L’arrivée des domestiques qui apportaient le dîner nous força de changer de conversation. Notre repas ne fut pas long. Lorsqu’on eut desservi, et que les vins eurent été placés sur la table, un domestique nous informa que M. Rashleigh avait demandé qu’on l’avertît lorsque notre dîner serait terminé.

– Dites-lui, répondit miss Vernon, que s’il veut descendre ici, nous serons charmés de le voir ; mettez un autre verre, une autre chaise, et laissez-nous. Il faudra que vous vous retiriez avec lui lorsqu’il s’en ira, ajouta-t-elle en s’adressant à moi. Malgré toute ma libéralité, je ne puis pas accorder à un jeune homme plus de huit heures de mon temps sur les vingt-quatre ; et je crois que les huit heures sont bien révolues.

– Le vieillard à la faux a couru si rapidement aujourd’hui, lui répondis-je, qu’il m’a été impossible de compter ses pas.

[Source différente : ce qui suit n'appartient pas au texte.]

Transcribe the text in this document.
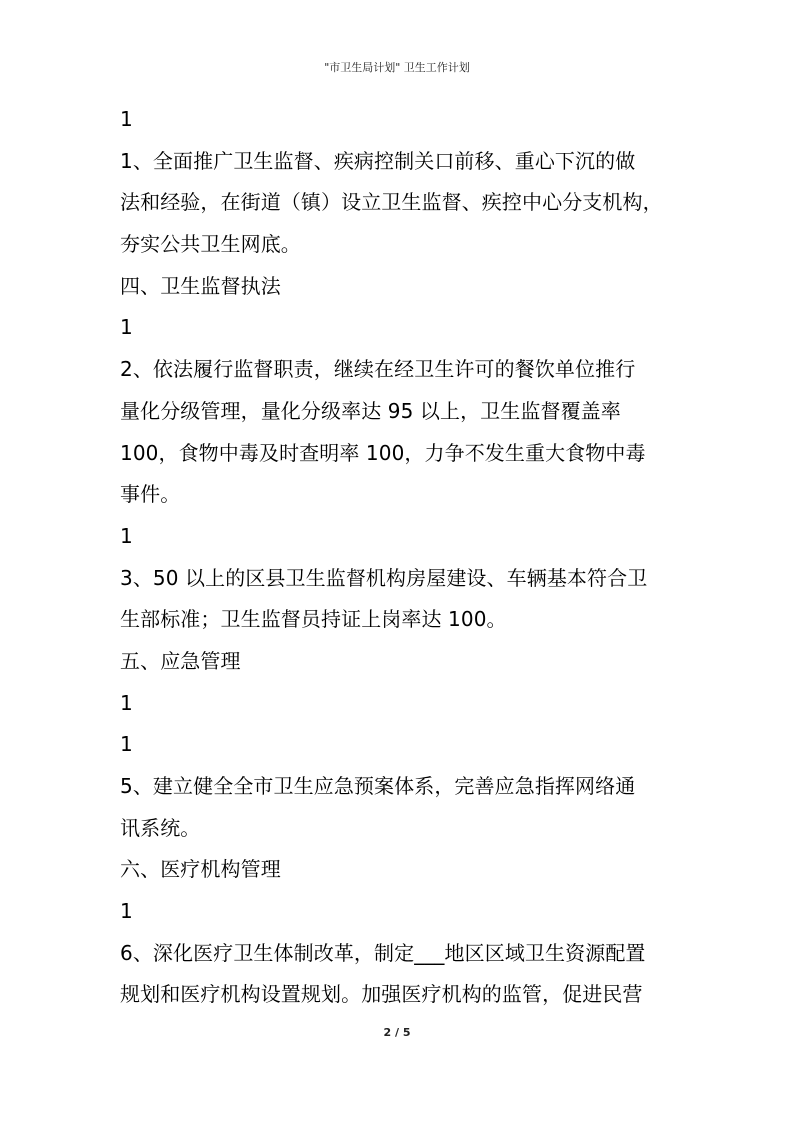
"市卫生局计划" 卫生工作计划
1
1、全面推广卫生监督、疾病控制关口前移、重心下沉的做
法和经验，在街道（镇）设立卫生监督、疾控中心分支机构，
夯实公共卫生网底。
四、卫生监督执法
1
2、依法履行监督职责，继续在经卫生许可的餐饮单位推行
量化分级管理，量化分级率达 95 以上，卫生监督覆盖率
100，食物中毒及时查明率 100，力争不发生重大食物中毒
事件。
1
3、50 以上的区县卫生监督机构房屋建设、车辆基本符合卫
生部标准；卫生监督员持证上岗率达 100。
五、应急管理
1
1
5、建立健全全市卫生应急预案体系，完善应急指挥网络通
讯系统。
六、医疗机构管理
1
6、深化医疗卫生体制改革，制定___地区区域卫生资源配置
规划和医疗机构设置规划。加强医疗机构的监管，促进民营
2 / 5
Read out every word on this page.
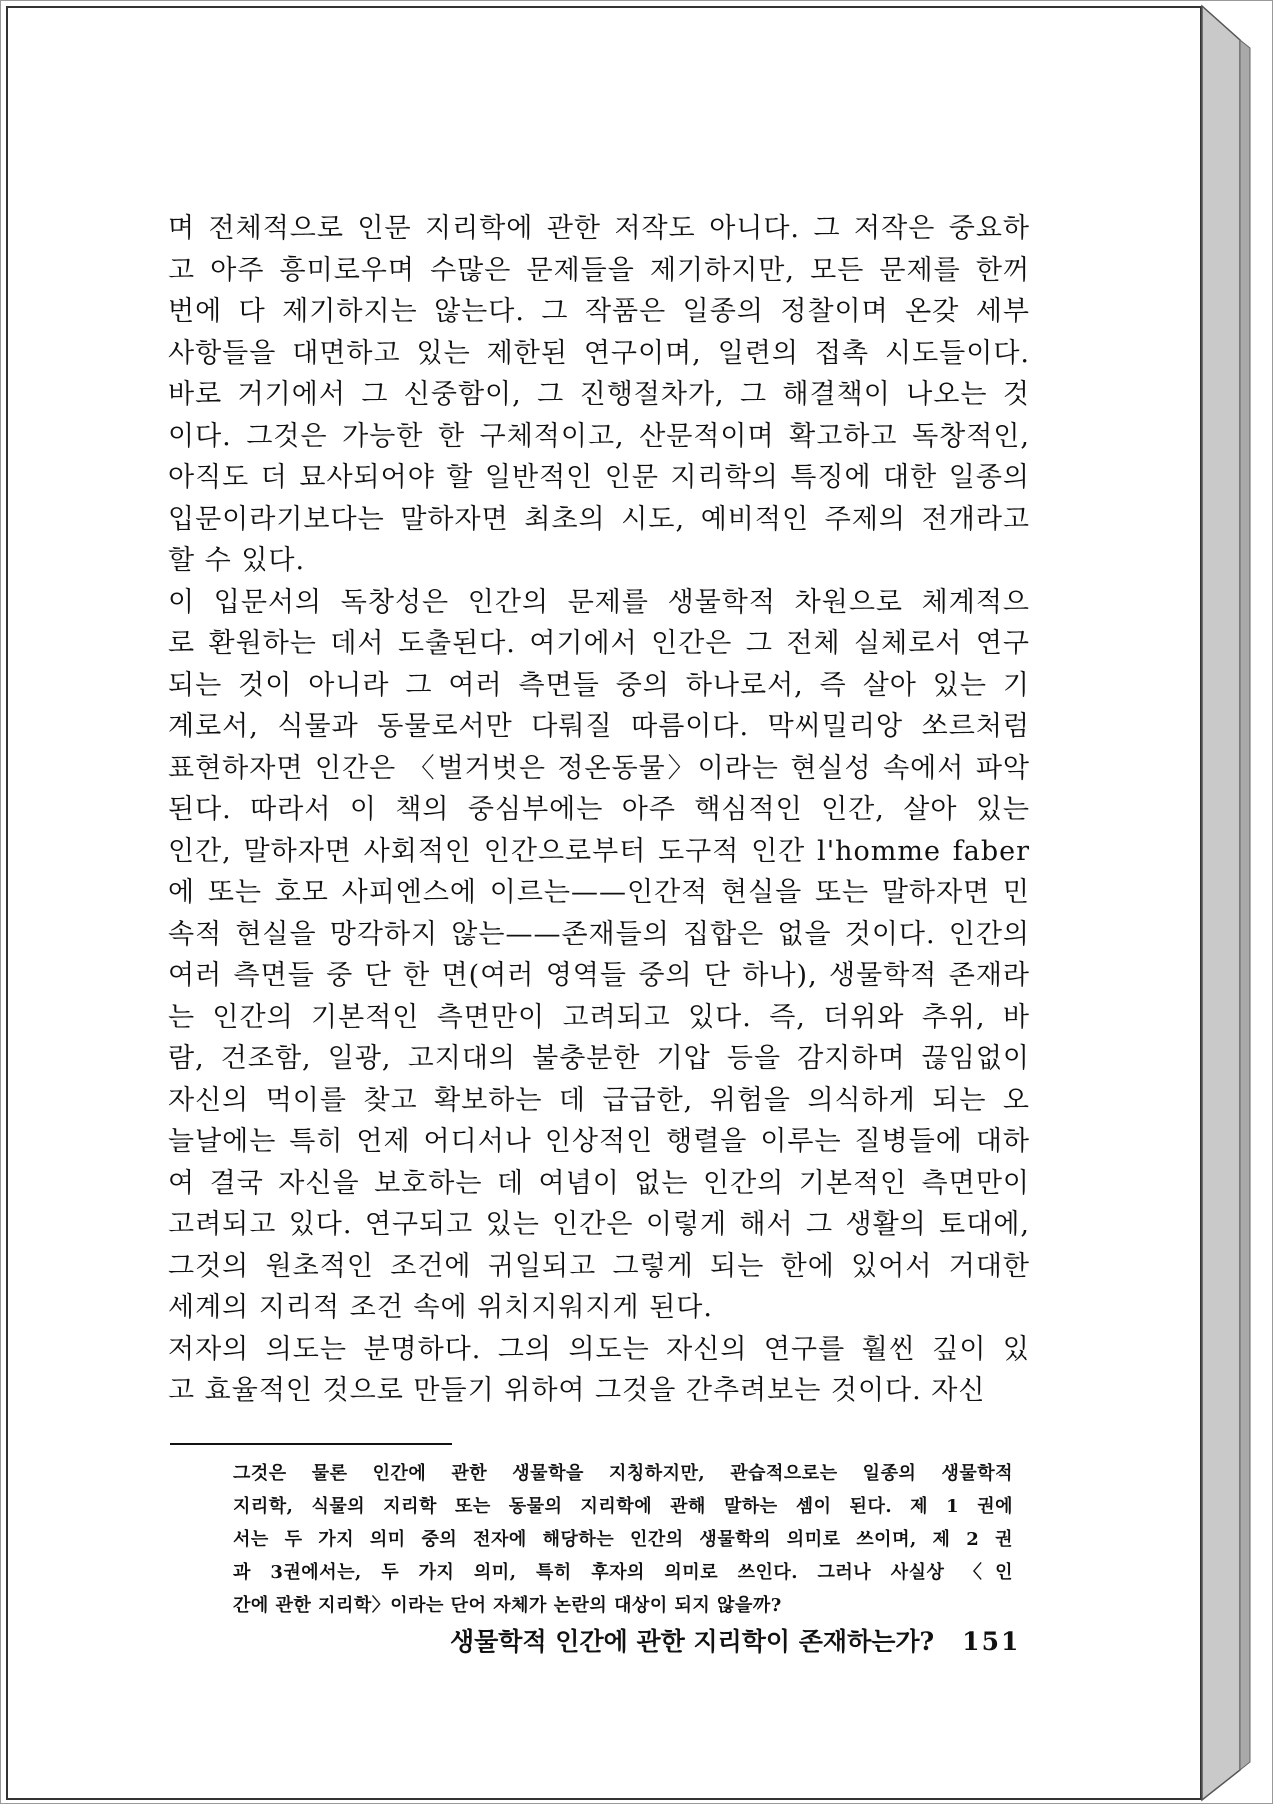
며 전체적으로 인문 지리학에 관한 저작도 아니다. 그 저작은 중요하
고 아주 흥미로우며 수많은 문제들을 제기하지만, 모든 문제를 한꺼
번에 다 제기하지는 않는다. 그 작품은 일종의 정찰이며 온갖 세부
사항들을 대면하고 있는 제한된 연구이며, 일련의 접촉 시도들이다.
바로 거기에서 그 신중함이, 그 진행절차가, 그 해결책이 나오는 것
이다. 그것은 가능한 한 구체적이고, 산문적이며 확고하고 독창적인,
아직도 더 묘사되어야 할 일반적인 인문 지리학의 특징에 대한 일종의
입문이라기보다는 말하자면 최초의 시도, 예비적인 주제의 전개라고
할 수 있다.
이 입문서의 독창성은 인간의 문제를 생물학적 차원으로 체계적으
로 환원하는 데서 도출된다. 여기에서 인간은 그 전체 실체로서 연구
되는 것이 아니라 그 여러 측면들 중의 하나로서, 즉 살아 있는 기
계로서, 식물과 동물로서만 다뤄질 따름이다. 막씨밀리앙 쏘르처럼
표현하자면 인간은 〈벌거벗은 정온동물〉이라는 현실성 속에서 파악
된다. 따라서 이 책의 중심부에는 아주 핵심적인 인간, 살아 있는
인간, 말하자면 사회적인 인간으로부터 도구적 인간 l'homme faber
에 또는 호모 사피엔스에 이르는——인간적 현실을 또는 말하자면 민
속적 현실을 망각하지 않는——존재들의 집합은 없을 것이다. 인간의
여러 측면들 중 단 한 면(여러 영역들 중의 단 하나), 생물학적 존재라
는 인간의 기본적인 측면만이 고려되고 있다. 즉, 더위와 추위, 바
람, 건조함, 일광, 고지대의 불충분한 기압 등을 감지하며 끊임없이
자신의 먹이를 찾고 확보하는 데 급급한, 위험을 의식하게 되는 오
늘날에는 특히 언제 어디서나 인상적인 행렬을 이루는 질병들에 대하
여 결국 자신을 보호하는 데 여념이 없는 인간의 기본적인 측면만이
고려되고 있다. 연구되고 있는 인간은 이렇게 해서 그 생활의 토대에,
그것의 원초적인 조건에 귀일되고 그렇게 되는 한에 있어서 거대한
세계의 지리적 조건 속에 위치지워지게 된다.
저자의 의도는 분명하다. 그의 의도는 자신의 연구를 훨씬 깊이 있
고 효율적인 것으로 만들기 위하여 그것을 간추려보는 것이다. 자신
그것은 물론 인간에 관한 생물학을 지칭하지만, 관습적으로는 일종의 생물학적
지리학, 식물의 지리학 또는 동물의 지리학에 관해 말하는 셈이 된다. 제 1 권에
서는 두 가지 의미 중의 전자에 해당하는 인간의 생물학의 의미로 쓰이며, 제 2 권
과 3권에서는, 두 가지 의미, 특히 후자의 의미로 쓰인다. 그러나 사실상 〈인
간에 관한 지리학〉이라는 단어 자체가 논란의 대상이 되지 않을까?
생물학적 인간에 관한 지리학이 존재하는가? 151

– Chut ! dit miss Vernon, voici Rashleigh ; et elle recula sa chaise, qui touchait presque à la mienne, de manière à laisser un assez grand intervalle entre nous.

Un coup modeste frappé à la porte, une attention délicate d’ouvrir doucement lorsqu’on le pria d’entrer, une démarche en même temps humble et gracieuse annonçaient que l’éducation que Rashleigh avait reçue au collège de Saint-Omer répondait bien à l’idée que je m’étais faite des manières d’un jésuite accompli. Je n’ai pas besoin de dire qu’en ma qualité de bon protestant ces idées n’étaient pas très favorables.

– Pourquoi, dit miss Vernon, cette cérémonie de frapper à la porte, lorsque vous saviez que je n’étais pas seule ?

Ces mots furent prononcés d’un ton d’impatience, comme si elle croyait voir que l’air de réserve et de discrétion de Rashleigh couvrait quelque soupçon impertinent.

– Vous m’avez appris si parfaitement la manière de frapper à cette porte, ma belle cousine, répondit Rashleigh avec le même calme et la même douceur, que l’habitude est devenue une seconde nature.

– Monsieur, reprit miss Vernon, je fais plus de cas de la sincérité que de la courtoisie.

– Courtoisie, répondit Rashleigh, en style d’Amadis, est un chevalier brave, aimable, courtisan par son nom et sa profession, et très propre à être le confident d’une dame.

– Mais Sincérité est le vrai chevalier, répliqua miss Vernon, et à ce titre il est bienvenu, mon cousin. Finissons ce débat, qui n’est pas fort amusant pour votre cousin Francis ; asseyez-vous, et remplissez votre verre pour lui donner l’exemple. J’ai fait les honneurs du dîner pour soutenir la réputation d’hospitalité d’Osbaldistone-Hall.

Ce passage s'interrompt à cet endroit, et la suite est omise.